After convergence we can use the posterior probabilties of latent variables to plot the soft-assignment of data points to mixture components.

plot_data(X, color=q_best)
plot_densities(X, mu=mu_best, sigma=sigma_best)

png

Optimal number of components

Usually, we do not know the optimal number of mixture components a priori. But we can get a hint when plotting the lower bound vs. the number of mixture components.

import matplotlib.pyplot as plt

Cs = range(1, 8)
lbs = []

for C in Cs:
    lb = train(X, C)[-1]
    lbs.append(lb)
    
plt.plot(Cs, lbs)
plt.xlabel('Number of mixture components')
plt.ylabel('Lower bound');

png

There is a strong increase in the lower bound value until $C = 3$ and then the lower bound more or less doesn’t increase any more. With more components there are of course more options to overfit but the simplest model that reaches a relatively high lower bound value is a GMM with 3 components. This is exactly the number of components used to generate the data.

A more principled approach to determine the optimal number of components requires a Bayesian treatment of model parameters. In this case the lower bound would also take into account model complexity and we would see decreasing lower bound values for $C \gt 3$ and a maximum at $C = 3$. For details see section 10.2.4 in [1].

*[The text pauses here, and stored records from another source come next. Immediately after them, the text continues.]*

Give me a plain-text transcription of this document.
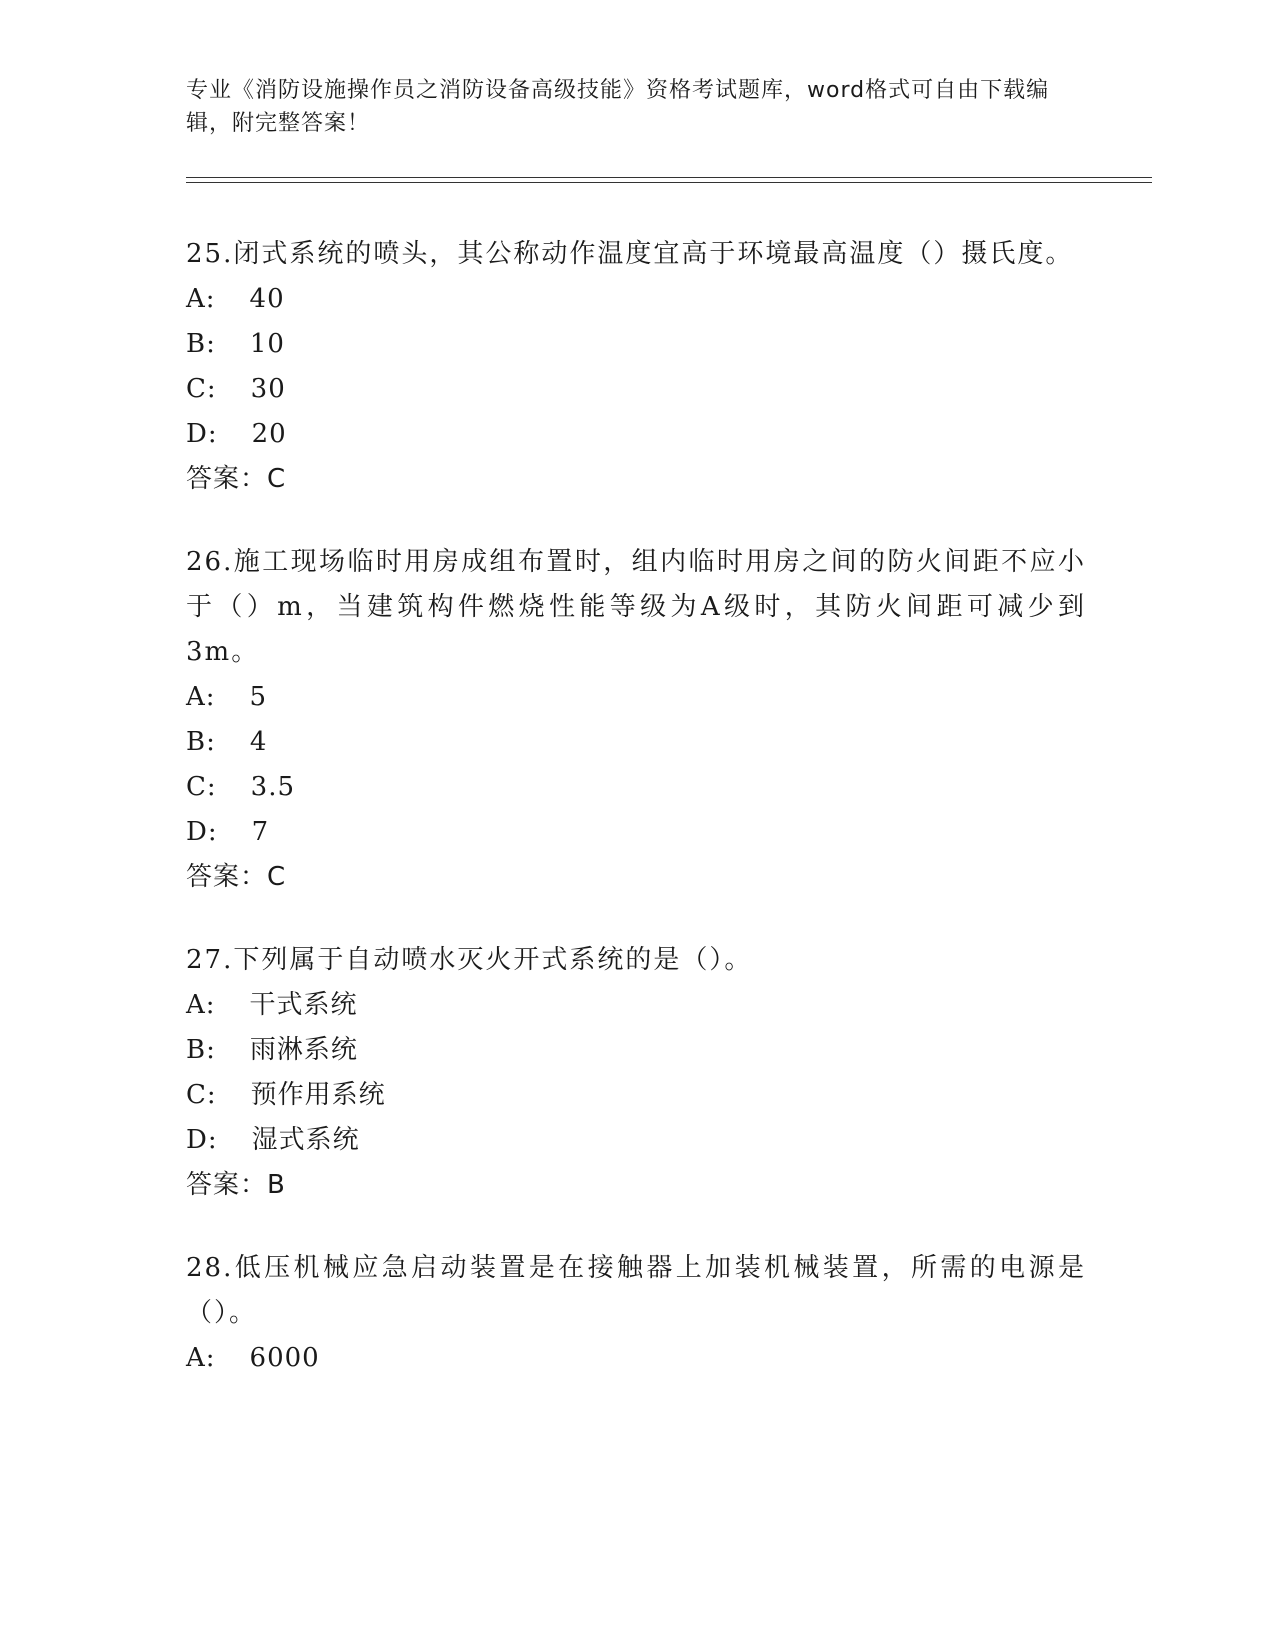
专业《消防设施操作员之消防设备高级技能》资格考试题库，word格式可自由下载编辑，附完整答案！

25.闭式系统的喷头，其公称动作温度宜高于环境最高温度（）摄氏度。

A: 40

B: 10

C: 30

D: 20

答案：C

26.施工现场临时用房成组布置时，组内临时用房之间的防火间距不应小于（）m，当建筑构件燃烧性能等级为A级时，其防火间距可减少到3m。

A: 5

B: 4

C: 3.5

D: 7

答案：C

27.下列属于自动喷水灭火开式系统的是（）。

A: 干式系统

B: 雨淋系统

C: 预作用系统

D: 湿式系统

答案：B

28.低压机械应急启动装置是在接触器上加装机械装置，所需的电源是（）。

A: 6000
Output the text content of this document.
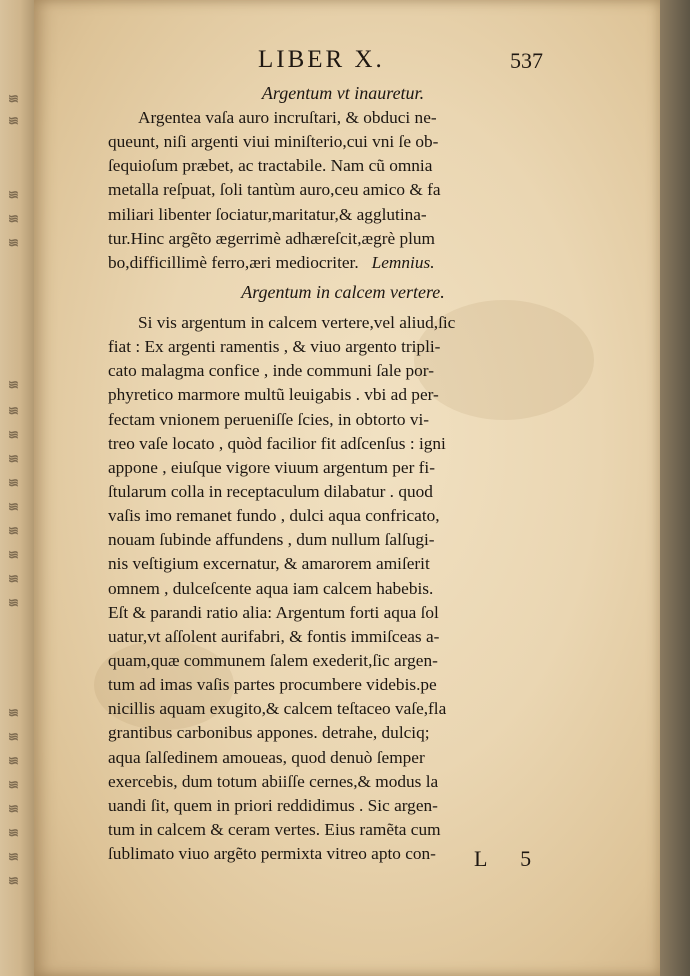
≋
≋
≋
≋
≋
≋
≋
≋
≋
≋
≋
≋
≋
≋
≋
≋
≋
≋
≋
≋
≋
≋
≋
LIBER X.	537
Argentum vt inauretur.
Argentea vaſa auro incruſtari, & obduci ne-
queunt, niſi argenti viui miniſterio,cui vni ſe ob-
ſequioſum præbet, ac tractabile. Nam cũ omnia
metalla reſpuat, ſoli tantùm auro,ceu amico & fa
miliari libenter ſociatur,maritatur,& agglutina-
tur.Hinc argẽto ægerrimè adhæreſcit,ægrè plum
bo,difficillimè ferro,æri mediocriter. Lemnius.
Argentum in calcem vertere.
Si vis argentum in calcem vertere,vel aliud,ſic
fiat : Ex argenti ramentis , & viuo argento tripli-
cato malagma confice , inde communi ſale por-
phyretico marmore multũ leuigabis . vbi ad per-
fectam vnionem perueniſſe ſcies, in obtorto vi-
treo vaſe locato , quòd facilior fit adſcenſus : igni
appone , eiuſque vigore viuum argentum per fi-
ſtularum colla in receptaculum dilabatur . quod
vaſis imo remanet fundo , dulci aqua confricato,
nouam ſubinde affundens , dum nullum ſalſugi-
nis veſtigium excernatur, & amarorem amiſerit
omnem , dulceſcente aqua iam calcem habebis.
Eſt & parandi ratio alia: Argentum forti aqua ſol
uatur,vt aſſolent aurifabri, & fontis immiſceas a-
quam,quæ communem ſalem exederit,ſic argen-
tum ad imas vaſis partes procumbere videbis.pe
nicillis aquam exugito,& calcem teſtaceo vaſe,fla
grantibus carbonibus appones. detrahe, dulciq;
aqua ſalſedinem amoueas, quod denuò ſemper
exercebis, dum totum abiiſſe cernes,& modus la
uandi ſit, quem in priori reddidimus . Sic argen-
tum in calcem & ceram vertes. Eius ramẽta cum
ſublimato viuo argẽto permixta vitreo apto con-	L 5
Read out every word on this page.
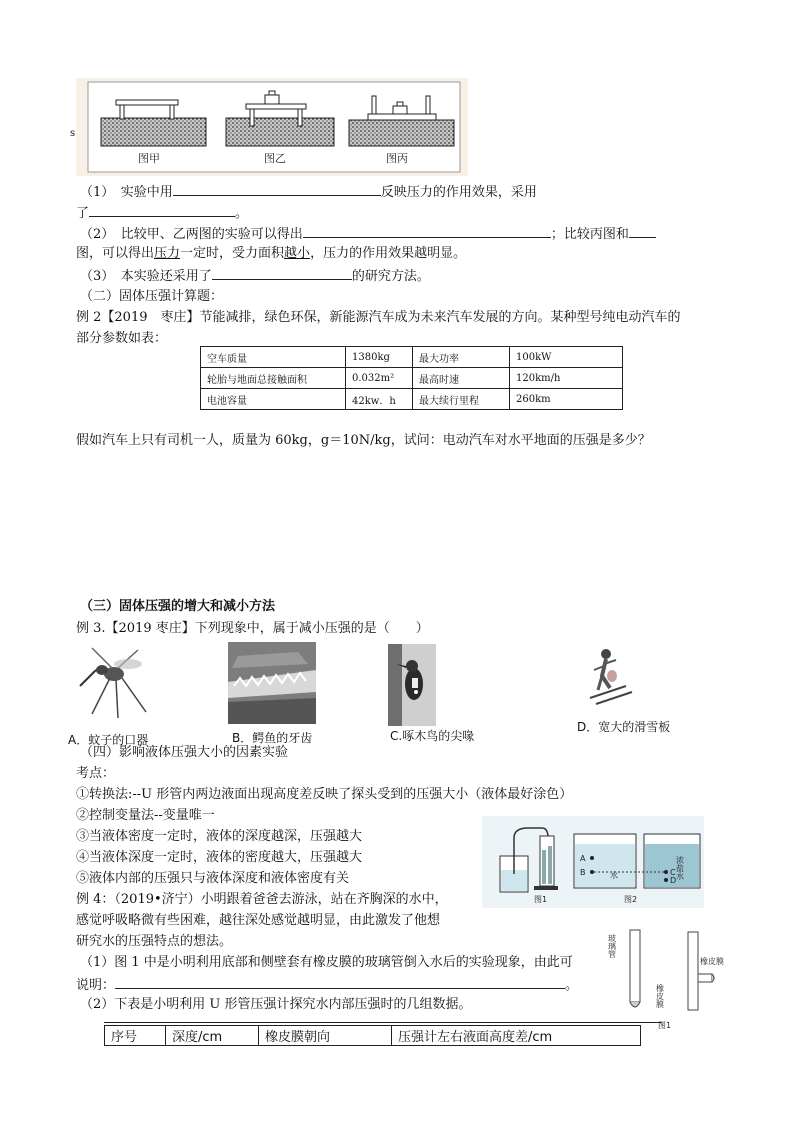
图甲	图乙	图丙
s
（1）　 实验中用	反映压力的作用效果，采用
了	。
（2）　 比较甲、乙两图的实验可以得出	；比较丙图和
图，可以得出压力一定时，受力面积越小，压力的作用效果越明显。
（3）　 本实验还采用了	的研究方法。
（二）固体压强计算题：
例 2【2019　枣庄】节能减排，绿色环保，新能源汽车成为未来汽车发展的方向。某种型号纯电动汽车的
部分参数如表：
空车质量	1380kg	最大功率	100kW
轮胎与地面总接触面积	0.032m²	最高时速	120km/h
电池容量	42kw．h	最大续行里程	260km
假如汽车上只有司机一人，质量为 60kg，g＝10N/kg，试问：电动汽车对水平地面的压强是多少？
（三）固体压强的增大和减小方法
例 3.【2019 枣庄】下列现象中，属于减小压强的是（　　）
A．蚊子的口器	B．鳄鱼的牙齿	C.啄木鸟的尖喙
D．宽大的滑雪板
（四）影响液体压强大小的因素实验
考点：
①转换法:--U 形管内两边液面出现高度差反映了探头受到的压强大小（液体最好涂色）
②控制变量法--变量唯一
③当液体密度一定时，液体的深度越深，压强越大
④当液体深度一定时，液体的密度越大，压强越大
⑤液体内部的压强只与液体深度和液体密度有关
图1
A
B	C
D
水	浓盐水
图2
例 4：（2019•济宁）小明跟着爸爸去游泳，站在齐胸深的水中，
感觉呼吸略微有些困难，越往深处感觉越明显，由此激发了他想
研究水的压强特点的想法。
（1）图 1 中是小明利用底部和侧壁套有橡皮膜的玻璃管倒入水后的实验现象，由此可
说明：	。
（2）下表是小明利用 U 形管压强计探究水内部压强时的几组数据。
玻璃管
橡皮膜
橡皮膜
图1
序号	深度/cm	橡皮膜朝向	压强计左右液面高度差/cm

Implementation with scikit-learn

The low-level implementation above was just for illustration purposes. Scikit-learn already comes with a GaussianMixture class that can be readily used.

from sklearn.mixture import GaussianMixture

gmm = GaussianMixture(n_components=3, n_init=10)
gmm.fit(X)

plot_data(X, color=gmm.predict_proba(X))
plot_densities(X, mu=gmm.means_, sigma=gmm.covariances_)

png

The results are very similar. The differences come from different random initializations. Also, plotting the lower bound vs. the number of mixture components reproduces our previous findings.

Cs = range(1, 8)
lbs = []

for C in Cs:
    gmm = GaussianMixture(n_components=C, n_init=10)
    gmm.fit(X)
    lbs.append(gmm.lower_bound_)
    
plt.plot(Cs, lbs)
plt.xlabel('Number of mixture components')
plt.ylabel('Lower bound (normalized)');

png

The lower bound values obtained via gmm.lower_bound_ are normalized i.e. divided by $N = 1000$ in this example.

Conclusion

Inference of latent variables and estimation of parameters in GMMs is an example of exact inference. The exact posterior can be obtained in the E-step and analytical solutions exist for parameter MLE in the M-step. But for many models of practical interest, exact inference is not possible and approximate inference methods must be used. The EM algorithm has numerous extensions for approximate inference. Variational inference is one of them and will be covered in part 2, together with a variational autoencoder as application example.

References

[1] Christopher M. Bishop. Pattern Recognition and Machine Learning (PDF), Chapter 9.
[2] Kevin P. Murphy. Machine Learning, A Probabilistic Perspective, Chapter 11.